Par Mokoko Théophane, Managing Partner d’INFINITE CAPITAL.
L’Europe, La Chine, aux côtés de l’OMS, s’accordent à dire que le risque d’une «hécatombe sanitaire» pèse sur le continent Africain. Pour cause, le manque de structures adéquates de prise en charge, couplé à l’insuffisance de moyens financiers conséquents. Pour la première fois dans l’histoire contemporaine du monde, ce n’est pas l’Afrique qui tend la main au monde, mais c’est le monde qui vient prétendument au chevet de l’Afrique. Intéressant certes, mais pourquoi donc ?

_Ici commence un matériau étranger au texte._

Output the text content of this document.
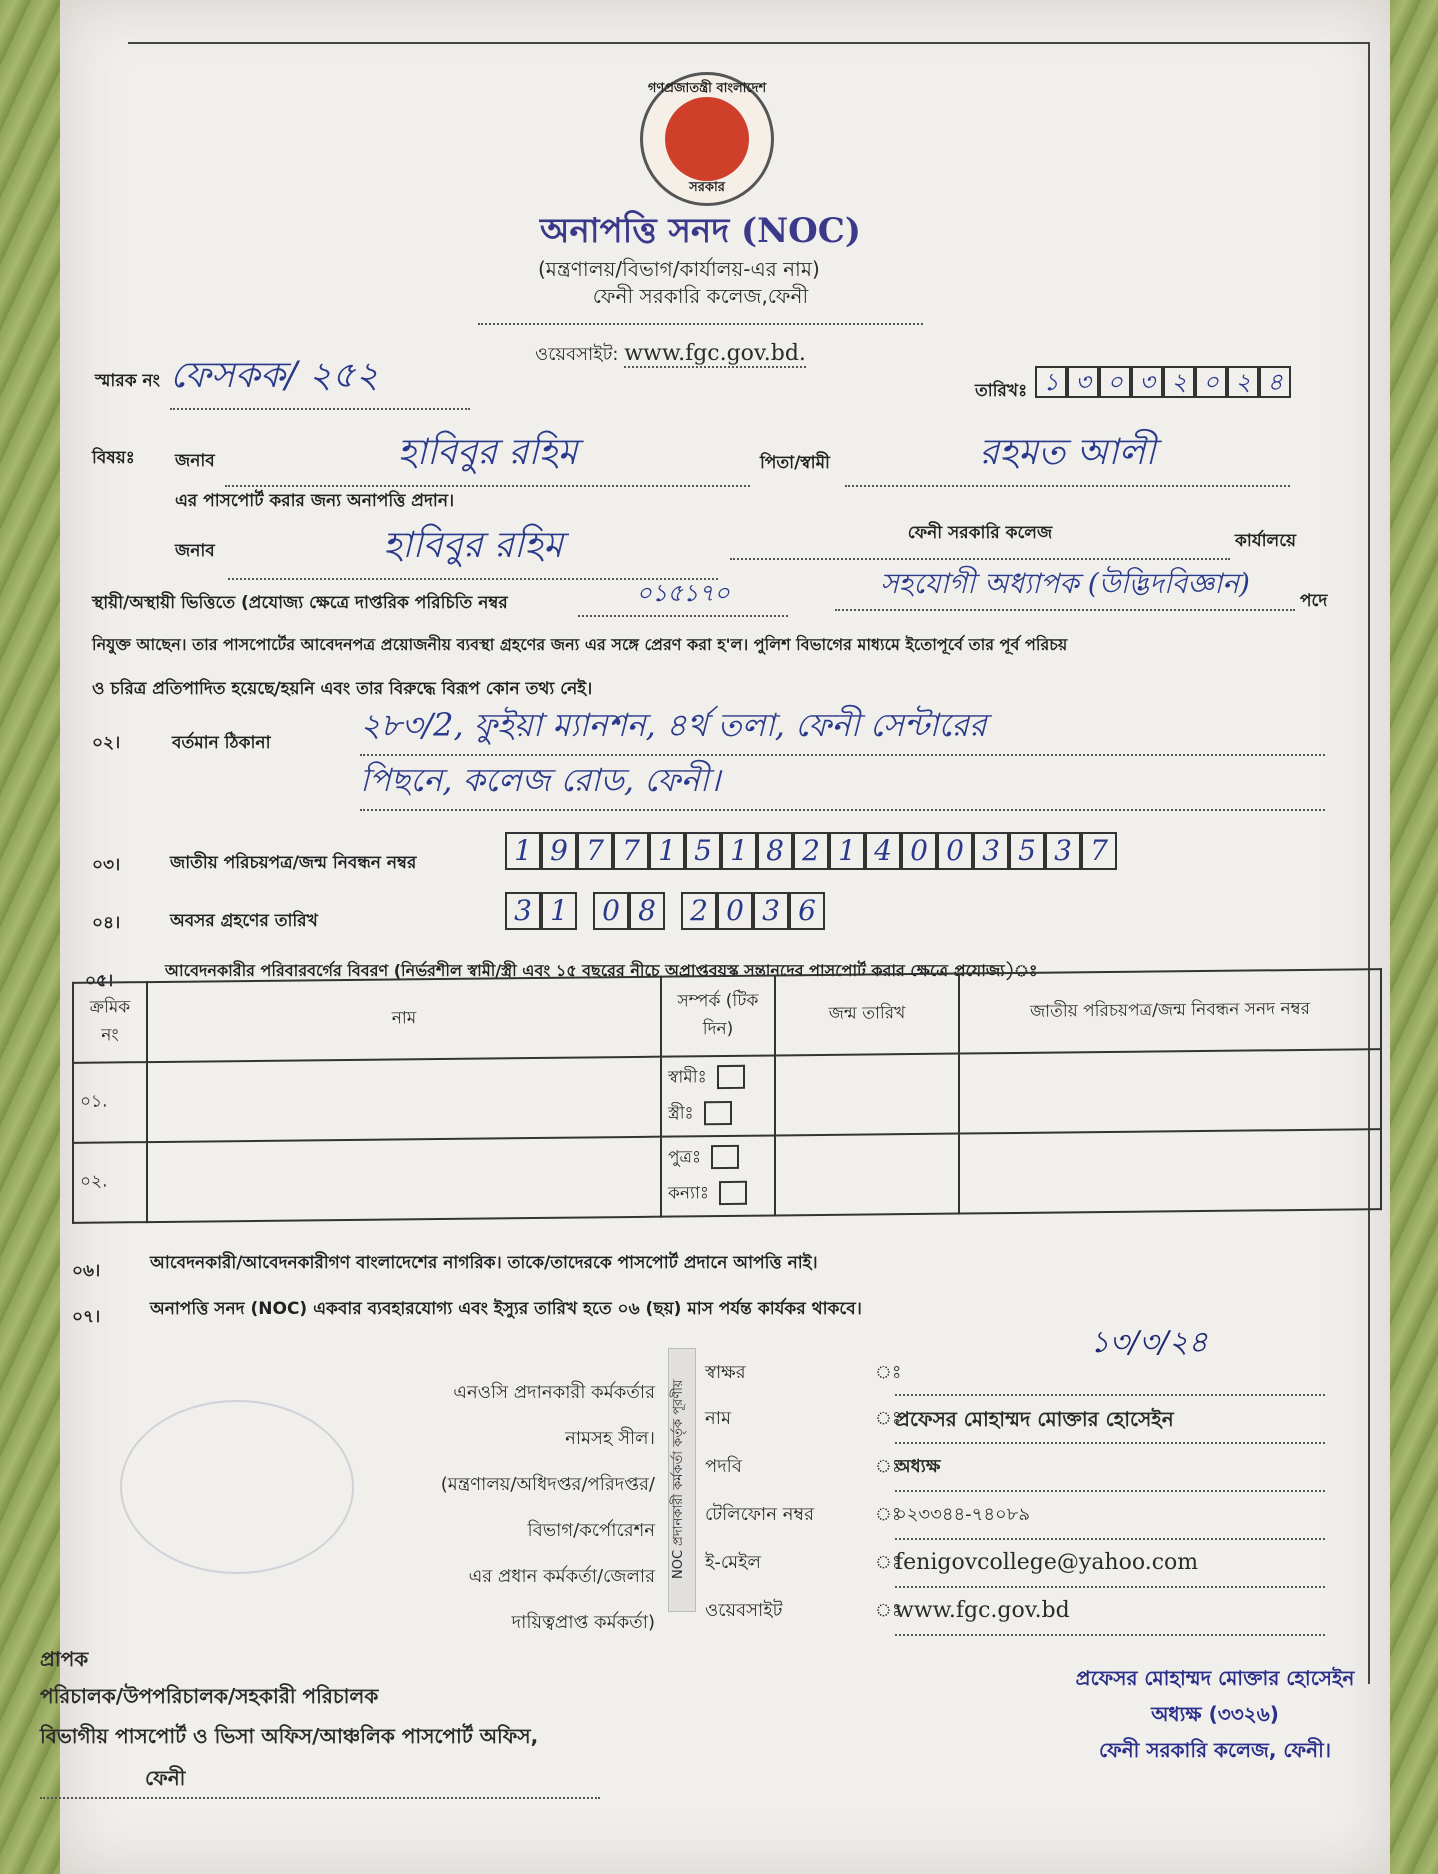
গণপ্রজাতন্ত্রী বাংলাদেশ
সরকার
অনাপত্তি সনদ (NOC)
(মন্ত্রণালয়/বিভাগ/কার্যালয়-এর নাম)
ফেনী সরকারি কলেজ,ফেনী
ওয়েবসাইট: www.fgc.gov.bd.
স্মারক নং ফেসকক/ ২৫২	তারিখঃ ১ ৩ ০ ৩ ২ ০ ২ ৪
বিষয়ঃ জনাব	হাবিবুর রহিম	পিতা/স্বামী	রহমত আলী
এর পাসপোর্ট করার জন্য অনাপত্তি প্রদান।
জনাব	হাবিবুর রহিম	ফেনী সরকারি কলেজ	কার্যালয়ে
স্থায়ী/অস্থায়ী ভিত্তিতে (প্রযোজ্য ক্ষেত্রে দাপ্তরিক পরিচিতি নম্বর	০১৫১৭০	সহযোগী অধ্যাপক (উদ্ভিদবিজ্ঞান)
পদে
নিযুক্ত আছেন। তার পাসপোর্টের আবেদনপত্র প্রয়োজনীয় ব্যবস্থা গ্রহণের জন্য এর সঙ্গে প্রেরণ করা হ'ল। পুলিশ বিভাগের মাধ্যমে ইতোপূর্বে তার পূর্ব পরিচয়
ও চরিত্র প্রতিপাদিত হয়েছে/হয়নি এবং তার বিরুদ্ধে বিরূপ কোন তথ্য নেই।
০২।	বর্তমান ঠিকানা	২৮৩/2, ফুইয়া ম্যানশন, ৪র্থ তলা, ফেনী সেন্টারের
পিছনে, কলেজ রোড, ফেনী।
০৩।	জাতীয় পরিচয়পত্র/জন্ম নিবন্ধন নম্বর	1 9 7 7 1 5 1 8 2 1 4 0 0 3 5 3 7
০৪।	অবসর গ্রহণের তারিখ	3 1	0 8	2 0 3 6
০৫।
আবেদনকারীর পরিবারবর্গের বিবরণ (নির্ভরশীল স্বামী/স্ত্রী এবং ১৫ বছরের নীচে অপ্রাপ্তবয়স্ক সন্তানদের পাসপোর্ট করার ক্ষেত্রে প্রযোজ্য)ঃ
ক্রমিক নং	নাম	সম্পর্ক (টিক দিন)	জন্ম তারিখ	জাতীয় পরিচয়পত্র/জন্ম নিবন্ধন সনদ নম্বর
০১.		স্বামীঃ
স্ত্রীঃ		

০২.		পুত্রঃ
কন্যাঃ		

০৬।	আবেদনকারী/আবেদনকারীগণ বাংলাদেশের নাগরিক। তাকে/তাদেরকে পাসপোর্ট প্রদানে আপত্তি নাই।
০৭।	অনাপত্তি সনদ (NOC) একবার ব্যবহারযোগ্য এবং ইস্যুর তারিখ হতে ০৬ (ছয়) মাস পর্যন্ত কার্যকর থাকবে।
এনওসি প্রদানকারী কর্মকর্তার
নামসহ সীল।
(মন্ত্রণালয়/অধিদপ্তর/পরিদপ্তর/
বিভাগ/কর্পোরেশন
এর প্রধান কর্মকর্তা/জেলার
দায়িত্বপ্রাপ্ত কর্মকর্তা)
NOC প্রদানকারী কর্মকর্তা কর্তৃক পূরণীয়
স্বাক্ষর	ঃ
নাম	ঃ
প্রফেসর মোহাম্মদ মোক্তার হোসেইন
পদবি	ঃ
অধ্যক্ষ
টেলিফোন নম্বর	ঃ
০২৩৩৪৪-৭৪০৮৯
ই-মেইল	ঃ
fenigovcollege@yahoo.com
ওয়েবসাইট	ঃ
www.fgc.gov.bd
১৩/৩/২৪
প্রাপক
পরিচালক/উপপরিচালক/সহকারী পরিচালক
বিভাগীয় পাসপোর্ট ও ভিসা অফিস/আঞ্চলিক পাসপোর্ট অফিস,
ফেনী
প্রফেসর মোহাম্মদ মোক্তার হোসেইন
অধ্যক্ষ (৩৩২৬)
ফেনী সরকারি কলেজ, ফেনী।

A ce jour le nombre de morts enregistré à la suite du COVID-19, en Afrique, n’atteint même pas le quart de celui des pays développés. Les causes annoncées sont régulièrement d’ordre pathologique (les Africains souffrent de pathologies apparentées, tel que le paludisme et la malaria), peut-être climatiques (les fortes chaleurs ne favoriseraient pas une propagation a grande vitesse) ou encore liée aux coutumes (médecine traditionnelle). Et pourtant l’Afrique, continent le plus pauvre, où le taux de salubrité est le plus élevé, parvient jusqu’à présent à contenir cette pandémie.
Le FMI et la Banque Mondiale, «volant au secours» des Etats Africains, ont décidé d’apporter des aides chiffrées a plusieurs centaines de millions de dollars pour faire face au COVID-19. Officiellement, ces aides sont des prêts dits a taux zéro, avec des délais de remboursement assez faibles. De plus, suite à l’engagement de la France et de l’Europe d’annuler la dette de certains pays, l’on est en droit de se poser la question de savoir, de quel type de dette s’agit -il essentiellement ? Il s’agit des dettes souveraines, c’est-à-dire des dettes contractées directement a l’endroit des Etats. Ce sont généralement des dettes dites bilatérales. Seul bémol, cette tendance était valable dans les années 80 et ne représente plus aujourd’hui qu’une infime portion du stock global de dette sur le continent.
Depuis le début des années 2000, les Etats Africains se sont endettés, entre 80 et 90% , auprès d’acteurs privés (banques, traders, fonds spécialisés etc..). Cette tendance a été accentuée par le fait que ces bailleurs privés ont une capacité à mobiliser des ressources de façon plus importante et de manière plus rapide. Ce recours aux bailleurs privés est une option inévitable pour permettre aux pays sous-développés de rattraper/combler les retards infrastructurels. Cependant, il est reproché à bon nombre de pays Africains un surendettement exacerbé, ce qui fait que les critères de convergence régionaux en matière de respect des limites du niveau d’endettement (70%-80%), sont casi-en passe de ne pas être respectés.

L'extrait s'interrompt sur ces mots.